My own idea was to either proxy it, or if an HTML interface is available to screen-scrape it.

Not everything has Google Analytics. Even if it does, you may be able to block it specifically even if you do not want to block all scripts (I block all scripts by default and then use a whitelist, but you can also blacklist if you prefer).

Should web apps have existed in the first place?

<marquee><blink>No.</blink></marquee>

I apologize for having mistakenly asked this question in a manner that admits a yes-or-no answer. Please forgive me for having moved the goalposts.

If not, then what method of deploying one application to users of Windows, Windows Phone, macOS, iOS, X11/Linux, and Android is preferable?

My stance is that they shouldn't be butting into HTML in a way that makes HTML…not HTML. I'm running into increasing numbers of pages that don't even try to have a fallback and just deliver nothing, if the user is unwilling to run their code.

Would you be willing to pay for a fallback? For example, if the in-browser JavaScript version of an Internet app can be used without charge but the downloadable version requires payment, would you pay, or would you instead whine?
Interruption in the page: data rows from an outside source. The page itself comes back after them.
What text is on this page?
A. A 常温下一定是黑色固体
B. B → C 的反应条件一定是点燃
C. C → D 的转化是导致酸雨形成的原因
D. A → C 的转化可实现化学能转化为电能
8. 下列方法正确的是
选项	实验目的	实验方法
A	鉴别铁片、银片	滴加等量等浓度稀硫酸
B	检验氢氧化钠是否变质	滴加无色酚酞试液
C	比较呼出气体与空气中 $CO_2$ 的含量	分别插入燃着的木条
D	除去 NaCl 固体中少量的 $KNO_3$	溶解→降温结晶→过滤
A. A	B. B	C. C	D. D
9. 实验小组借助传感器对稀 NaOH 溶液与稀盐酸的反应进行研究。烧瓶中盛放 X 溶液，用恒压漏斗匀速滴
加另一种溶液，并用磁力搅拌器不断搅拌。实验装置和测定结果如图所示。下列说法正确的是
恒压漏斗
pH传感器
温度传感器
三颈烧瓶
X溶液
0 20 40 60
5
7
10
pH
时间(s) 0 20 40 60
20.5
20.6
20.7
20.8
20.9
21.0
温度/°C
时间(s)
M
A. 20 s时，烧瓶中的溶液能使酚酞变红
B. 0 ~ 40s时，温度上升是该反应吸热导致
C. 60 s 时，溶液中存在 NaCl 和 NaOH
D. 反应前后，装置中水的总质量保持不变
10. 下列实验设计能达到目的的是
Even more specifically, if an NES game can be played either in JSNES or by buying a cartridge, would you buy a cartridge?
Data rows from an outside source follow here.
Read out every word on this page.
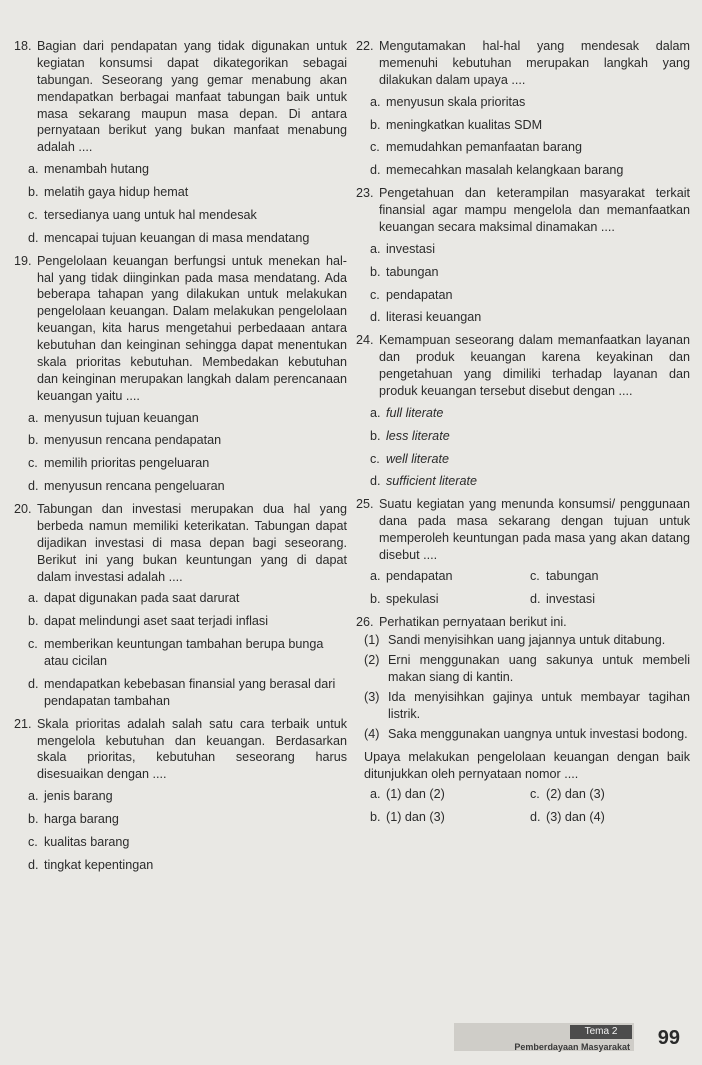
18. Bagian dari pendapatan yang tidak digunakan untuk kegiatan konsumsi dapat dikategorikan sebagai tabungan. Seseorang yang gemar menabung akan mendapatkan berbagai manfaat tabungan baik untuk masa sekarang maupun masa depan. Di antara pernyataan berikut yang bukan manfaat menabung adalah ....
a. menambah hutang
b. melatih gaya hidup hemat
c. tersedianya uang untuk hal mendesak
d. mencapai tujuan keuangan di masa mendatang
19. Pengelolaan keuangan berfungsi untuk menekan hal-hal yang tidak diinginkan pada masa mendatang. Ada beberapa tahapan yang dilakukan untuk melakukan pengelolaan keuangan. Dalam melakukan pengelolaan keuangan, kita harus mengetahui perbedaaan antara kebutuhan dan keinginan sehingga dapat menentukan skala prioritas kebutuhan. Membedakan kebutuhan dan keinginan merupakan langkah dalam perencanaan keuangan yaitu ....
a. menyusun tujuan keuangan
b. menyusun rencana pendapatan
c. memilih prioritas pengeluaran
d. menyusun rencana pengeluaran
20. Tabungan dan investasi merupakan dua hal yang berbeda namun memiliki keterikatan. Tabungan dapat dijadikan investasi di masa depan bagi seseorang. Berikut ini yang bukan keuntungan yang di dapat dalam investasi adalah ....
a. dapat digunakan pada saat darurat
b. dapat melindungi aset saat terjadi inflasi
c. memberikan keuntungan tambahan berupa bunga atau cicilan
d. mendapatkan kebebasan finansial yang berasal dari pendapatan tambahan
21. Skala prioritas adalah salah satu cara terbaik untuk mengelola kebutuhan dan keuangan. Berdasarkan skala prioritas, kebutuhan seseorang harus disesuaikan dengan ....
a. jenis barang
b. harga barang
c. kualitas barang
d. tingkat kepentingan
22. Mengutamakan hal-hal yang mendesak dalam memenuhi kebutuhan merupakan langkah yang dilakukan dalam upaya ....
a. menyusun skala prioritas
b. meningkatkan kualitas SDM
c. memudahkan pemanfaatan barang
d. memecahkan masalah kelangkaan barang
23. Pengetahuan dan keterampilan masyarakat terkait finansial agar mampu mengelola dan memanfaatkan keuangan secara maksimal dinamakan ....
a. investasi
b. tabungan
c. pendapatan
d. literasi keuangan
24. Kemampuan seseorang dalam memanfaatkan layanan dan produk keuangan karena keyakinan dan pengetahuan yang dimiliki terhadap layanan dan produk keuangan tersebut disebut dengan ....
a. full literate
b. less literate
c. well literate
d. sufficient literate
25. Suatu kegiatan yang menunda konsumsi/ penggunaan dana pada masa sekarang dengan tujuan untuk memperoleh keuntungan pada masa yang akan datang disebut ....
a. pendapatan	c. tabungan
b. spekulasi	d. investasi
26. Perhatikan pernyataan berikut ini.
(1) Sandi menyisihkan uang jajannya untuk ditabung.
(2) Erni menggunakan uang sakunya untuk membeli makan siang di kantin.
(3) Ida menyisihkan gajinya untuk membayar tagihan listrik.
(4) Saka menggunakan uangnya untuk investasi bodong.
Upaya melakukan pengelolaan keuangan dengan baik ditunjukkan oleh pernyataan nomor ....
a. (1) dan (2)	c. (2) dan (3)
b. (1) dan (3)	d. (3) dan (4)
Tema 2
Pemberdayaan Masyarakat 99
At least for me, the objection is web apps is not so much "why do I have to use Google Docs instead of Word" but more "why is it that I can no longer read approximately 1/3 of blogspot journals without running arbitrary (if sandboxed) code? why can I no longer read any microsoft knowledgebase articles without running arbitrary (if sandboxed) code?"

Objecting to javascript here is a complaint about people ruining the web's ability to convey hypertext, most often in the pursuit of more advertising revenue.

Without ads, sites would probably put up more paywalls.

How about this one: In-browser NSF player, where JavaScript takes far less server resources because it doesn't have to render to wave and compress it to MP3 or AAC. This takes not only CPU on the server side but also patent royalties for the encoder, as Vorbis is unsupported in Safari and other WebKit wrappers.

It's not like it's an unmitigated evil.

It's just that
• metrics only can show you what you are measuring
• by not gracefully degrading you basically eliminate any possibility of using a web browser other than one of the major engines
• difficulty in reimplementing things causes difficulty in validating things. Difficulty in either leads to everyone using the same undervalidated code (e.g. OpenSSL)
• modern advertising (attention-stealing, privacy-invading) is basically the very definition of a tragedy of the commons

It's an objection to how web browsers now have to include a javascript runtime to access content that could be (and used to be) served without.

The calculus of whether a website can (or should be allowed to) support itself with advertising revenue is a separate argument, even if vaguely entwined.